Una entrada breve

Para mí, tiene más mérito Borges que Joyce. Soy de los que piensan que lo más valioso siempre está en recipientes pequeños. Casi es una obsesión, siempre trato de definir una realidad compleja con una frase sencilla. Eso, para mí es la belleza sin paliativos.

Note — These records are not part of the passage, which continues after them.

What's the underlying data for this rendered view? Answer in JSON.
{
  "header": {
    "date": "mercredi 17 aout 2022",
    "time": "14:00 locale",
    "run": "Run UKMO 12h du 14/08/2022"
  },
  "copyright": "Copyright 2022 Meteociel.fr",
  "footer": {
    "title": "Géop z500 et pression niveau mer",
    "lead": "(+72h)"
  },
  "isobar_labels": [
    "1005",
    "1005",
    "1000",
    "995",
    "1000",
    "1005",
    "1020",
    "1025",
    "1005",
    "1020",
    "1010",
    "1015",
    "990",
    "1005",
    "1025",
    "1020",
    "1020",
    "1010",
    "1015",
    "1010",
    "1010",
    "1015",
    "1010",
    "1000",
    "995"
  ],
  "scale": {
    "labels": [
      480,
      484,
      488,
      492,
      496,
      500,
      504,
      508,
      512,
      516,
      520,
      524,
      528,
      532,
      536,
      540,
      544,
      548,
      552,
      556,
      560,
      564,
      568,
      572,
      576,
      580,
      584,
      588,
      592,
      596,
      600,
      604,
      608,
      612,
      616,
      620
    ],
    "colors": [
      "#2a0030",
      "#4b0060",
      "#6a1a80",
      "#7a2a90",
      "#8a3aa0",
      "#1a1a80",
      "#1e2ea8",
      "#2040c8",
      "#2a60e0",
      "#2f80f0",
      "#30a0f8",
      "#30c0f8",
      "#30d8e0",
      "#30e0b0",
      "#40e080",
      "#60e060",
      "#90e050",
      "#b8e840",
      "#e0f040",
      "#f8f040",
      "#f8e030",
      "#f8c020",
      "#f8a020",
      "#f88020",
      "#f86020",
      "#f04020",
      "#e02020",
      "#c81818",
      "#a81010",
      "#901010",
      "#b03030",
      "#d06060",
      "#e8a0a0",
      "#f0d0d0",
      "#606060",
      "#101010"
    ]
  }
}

Por mi profesión, también ha sido una necesidad desarrollar mi capacidad de sintetizar. Sé que a veces me paso y eso va en detrimento mío. Recuerdo que de niño me decían que un buen examen no era un examen largo. Acumular palabras siempre ha sido un método de defensa, una manera de esconder tu ignorancia. Esta verdad es tan incontrovertible que no hace falta seguir argumentando. Todo el mundo debería estar de acuerdo.  He escrito "debería" porque no todo el mundo comulga con este axioma. Hay muchos que no lo hacen y, muchas veces, tienen una posición más fuerte que la tuya. Esas veces, mi más que aceptable capacidad de escribir frases cortas y sabrosas me ha jugado malas pasadas. He sido juzgado por encima de compañeros que no son capaces de jerarquizar la información ni de explicarla con claridad. En muchas ocasiones parece que decir sin filtros todo lo que sabes, aunque sea trivial, es una muestra de profesionalidad. Como pasar muchas horas en el trabajo, aunque esas horas sean improductivas.

Me da lo mismo. Sigo prefiriendo "El Aleph" al "Ulises". (Aunque haya disfrutado, y mucho, con "Las benévolas").